Roman numerals are the system of representing numbers used during the Roman Empire. The letters I, V, X, L, C, D, and M are used to represent numbers, with each letter representing a consistent value. Specifically, I represents 1, V represents 5, X represents 10, L represents 50, C represents 100, D represents 500, and M represents 1000. One way of stating the rules for combining Roman numerals next to each other are that a Roman numeral is added to a Roman numeral of equal or lesser value just to its right (e.g., II=1+1=2 because 1≥1, and VI=5+1=6 because 5≥1[citation needed]), and a Roman number is subtracted from a Roman numeral of greater value just to its right (e.g., IV=5-1=4 because 1<5, and IX=10-1=9 because 1<10). (Also, each place must be written separately, e.g., one cannot represent 49 via IL but instead must represent the tens place and ones place separately via XL IX—although the space would not be included in practice).

The modern system of representing numbers is a decimal positional notation using the numerals (0, 1, 2, 3, 4, 5, 6, 7, 8, and 9). Westerners often call this system "Arabic numerals" or "Hindu–Arabic numerals" because they were invented in India and introduced to Europe by Arabic merchants.
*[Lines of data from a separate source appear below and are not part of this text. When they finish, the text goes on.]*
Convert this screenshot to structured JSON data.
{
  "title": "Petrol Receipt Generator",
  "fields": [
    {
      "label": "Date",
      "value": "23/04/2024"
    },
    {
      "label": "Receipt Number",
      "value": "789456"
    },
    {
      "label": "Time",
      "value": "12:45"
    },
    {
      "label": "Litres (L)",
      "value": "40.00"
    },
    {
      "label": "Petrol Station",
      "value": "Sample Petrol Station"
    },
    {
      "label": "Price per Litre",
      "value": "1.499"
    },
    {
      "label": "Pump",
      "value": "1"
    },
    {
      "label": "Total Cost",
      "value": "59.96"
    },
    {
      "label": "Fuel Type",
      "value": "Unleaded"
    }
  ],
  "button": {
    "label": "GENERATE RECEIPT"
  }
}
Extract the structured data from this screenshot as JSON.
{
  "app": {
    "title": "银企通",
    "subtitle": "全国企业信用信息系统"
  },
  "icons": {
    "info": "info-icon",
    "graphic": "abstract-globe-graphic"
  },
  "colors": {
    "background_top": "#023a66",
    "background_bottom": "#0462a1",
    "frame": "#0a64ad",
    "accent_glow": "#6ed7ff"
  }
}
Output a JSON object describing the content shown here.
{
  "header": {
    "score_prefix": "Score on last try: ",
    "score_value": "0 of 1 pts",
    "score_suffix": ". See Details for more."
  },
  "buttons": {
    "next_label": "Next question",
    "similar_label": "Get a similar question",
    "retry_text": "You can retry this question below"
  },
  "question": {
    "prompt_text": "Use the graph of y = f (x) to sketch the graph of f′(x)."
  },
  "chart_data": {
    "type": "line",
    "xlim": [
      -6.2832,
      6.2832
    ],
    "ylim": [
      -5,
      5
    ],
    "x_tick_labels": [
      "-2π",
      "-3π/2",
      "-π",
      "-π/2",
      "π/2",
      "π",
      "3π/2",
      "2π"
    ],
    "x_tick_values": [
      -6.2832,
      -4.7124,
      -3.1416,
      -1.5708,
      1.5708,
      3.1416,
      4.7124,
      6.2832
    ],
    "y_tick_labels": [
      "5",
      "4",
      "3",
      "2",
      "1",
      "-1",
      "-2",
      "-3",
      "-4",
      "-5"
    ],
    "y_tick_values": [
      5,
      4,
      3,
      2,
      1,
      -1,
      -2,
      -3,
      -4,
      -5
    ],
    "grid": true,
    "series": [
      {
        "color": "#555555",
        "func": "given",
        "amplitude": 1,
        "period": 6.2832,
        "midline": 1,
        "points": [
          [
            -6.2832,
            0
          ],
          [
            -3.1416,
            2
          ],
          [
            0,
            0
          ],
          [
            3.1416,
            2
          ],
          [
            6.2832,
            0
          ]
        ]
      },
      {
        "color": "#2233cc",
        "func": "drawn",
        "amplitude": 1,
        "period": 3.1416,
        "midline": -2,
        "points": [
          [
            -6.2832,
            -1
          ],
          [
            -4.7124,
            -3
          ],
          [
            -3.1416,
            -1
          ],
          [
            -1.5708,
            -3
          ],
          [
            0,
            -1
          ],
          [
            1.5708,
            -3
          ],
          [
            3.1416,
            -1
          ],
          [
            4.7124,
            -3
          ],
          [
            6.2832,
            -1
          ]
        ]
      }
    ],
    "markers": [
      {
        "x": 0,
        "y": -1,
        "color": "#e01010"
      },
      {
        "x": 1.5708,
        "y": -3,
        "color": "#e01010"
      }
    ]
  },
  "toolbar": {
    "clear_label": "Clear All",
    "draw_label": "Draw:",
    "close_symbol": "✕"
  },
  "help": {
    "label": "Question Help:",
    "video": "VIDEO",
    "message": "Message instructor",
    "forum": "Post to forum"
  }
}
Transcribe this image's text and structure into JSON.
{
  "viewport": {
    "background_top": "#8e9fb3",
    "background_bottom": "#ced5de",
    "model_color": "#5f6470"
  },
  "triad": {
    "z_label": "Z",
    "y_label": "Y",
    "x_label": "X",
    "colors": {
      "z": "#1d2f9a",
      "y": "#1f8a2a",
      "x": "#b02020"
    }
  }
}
Thus in Roman numerals a digit always has the same absolute value but may be treated as positive or negative depending on the digit after it, whereas for Hindu-Arabic numerals, a digit's value changes by a power of 10 depending on its absolute position and is never subtracted.

Cueball's original equations in Roman Numeral form are:

I + I = II
II + II = IV
IV + V = IX

Translated normally into more familiar Hindu–Arabic numerals, these equations are:

1 + 1 = 2
2 + 2 = 4
4 + 5 = 9

But Randall/Cueball replaced each letter individually with its value in Hindu-Arabic numerals — ignoring the abovementioned rules for interpreting combined Roman numbers, instead using the rules of Roman Numerals. "I" is replaced with "1", "V" is replaced with "5", and "X" is replaced with "10". For example, for IX at the end of the last equation, "I" is replaced with "1", and "X" is replaced with "10", so "IX" becomes "110". Thus, the equations are written

1 + 1 = 1 1
1 1 + 1 1 = 1 5
1 5 + 5 = 1 10

where the spaces have been added for clarity.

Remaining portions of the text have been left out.